From this, he arrives to a conclusion not unlike Althusser’s. For Beer, the autopoietic nature of systems “immediately explains why the process of change at any level of recursion (from the individual to the state) is not only difficult to accomplish but actually impossible — in the full sense of the intention: ‘I am going completely to change myself.’ The reason is that the ‘I,’ that self-contained autopoietic ‘it,’ is a component of another autopoietic system” (70).

“Consider this argument at whatever level of recursion you please,” adds Beer. “An individual attempting to reform his own life within an autopoietic family cannot fully be his new self because the family insists that he is actually his old self.
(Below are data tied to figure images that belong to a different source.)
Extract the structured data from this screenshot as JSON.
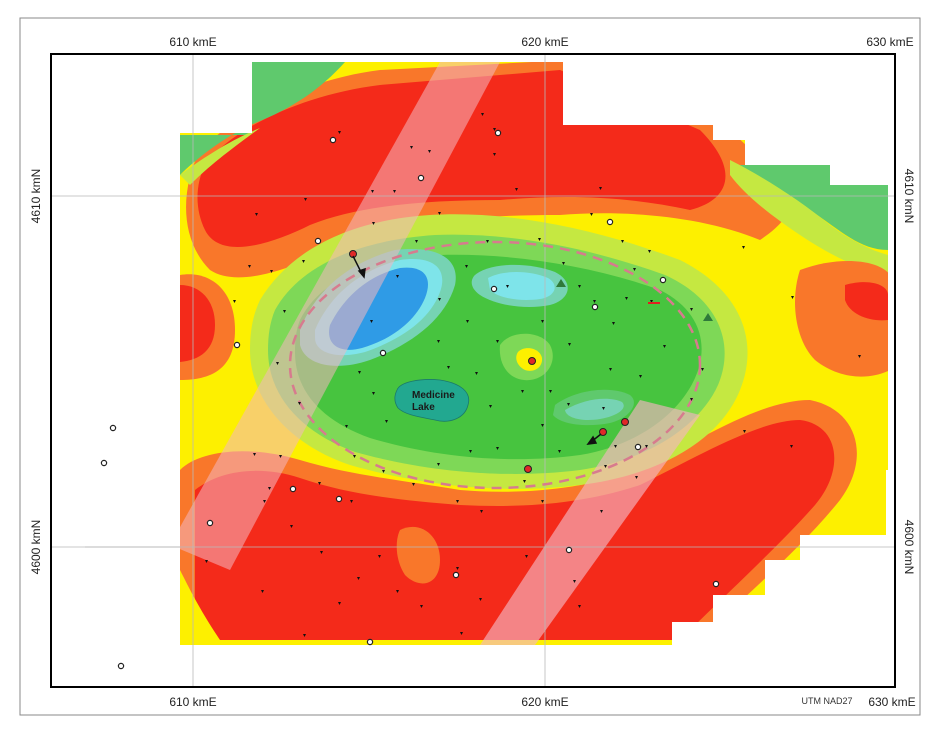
{
  "map": {
    "x_ticks_top": [
      "610 kmE",
      "620 kmE",
      "630 kmE"
    ],
    "x_ticks_bottom": [
      "610 kmE",
      "620 kmE",
      "630 kmE"
    ],
    "y_ticks_left": [
      "4610 kmN",
      "4600 kmN"
    ],
    "y_ticks_right": [
      "4610 kmN",
      "4600 kmN"
    ],
    "lake_label_line1": "Medicine",
    "lake_label_line2": "Lake",
    "datum_label": "UTM NAD27"
  },
  "colors": {
    "red": "#f42a1a",
    "orange": "#f9772a",
    "yellow": "#fdf000",
    "yellow_green": "#c5e841",
    "light_green": "#7ed857",
    "green": "#47c43f",
    "green2": "#5fc96d",
    "teal": "#76d3b3",
    "cyan": "#7ee4ea",
    "blue": "#2f9be6",
    "lake": "#22a890",
    "ellipse": "#d77b8e",
    "band": "#f4b6c0"
  }
}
A country attempting to become a socialist state cannot fully become socialist; because there exists an international autopoietic capitalism in which it is embedded” (71).

The Santiago Boys wedded to the era’s principle of national self-determination a plank involving pursuit of technological autonomy. If you want to escape the development-underdevelopment contradiction, they argued, you need to build your own stack.

In Allende’s words: “We demand the right to seek our own solutions.”

New posts appear in the Library:

New Games, Growth Games. Wargames, God Games. John Von Neumann’s Theory of Games and Economic Behavior. The Santiago Boys x the Chicago Boys. Magico-Psychedelic Realism x Capitalist Realism. Richard Barbrook’s Class Wargames. Eric Berne’s Games People Play. Global Business Network. Futures Involving Cyberwar and Spacewar. The Californian Ideology, Whole Earth and the WELL.

“Go where there is no path,” as Emerson counsels, “and leave a trail.”

Wednesday January 6, 2020

News media platform spectacles, political theater: a Trump-incited attempted coup. Jedi warriors like Obi-Wan Kenobi sit in caves and meditate until called upon to aid the Force in its struggle against the Dark Side. Sometimes the way forward is to perform a paralogical move. In Obi-Wan’s case, it means vanishing temporarily from the gameworld. His body departs from the antagonism — the conflict with Vader — so that he may return thereafter as a spirit-guide for the story’s other hero, the warrior who wins the fight: Luke Skywalker. The Star Wars universe’s war-torn cosmos is the cosmos of decolonizers and antifascists. Of course, there are other paralogical responses. When the US entered a war against global fascism after the Japanese bombing of Pearl Harbor, Sun Ra refused induction. Like fellow mystic Aldous Huxley, Ra opted out of the conflict, declaring before the State his status as a conscientious objector on account of his pacifism. What about today? What would be an appropriate paralogical move in response to Trumpism? Should we try again to levitate a building, as did those who marched on the Pentagon in October 1967? Do new superheroes arrive: Pink Panthers? Or do we let the Spectacle dissipate of its own accord, washed away by subsequent waves of narrative?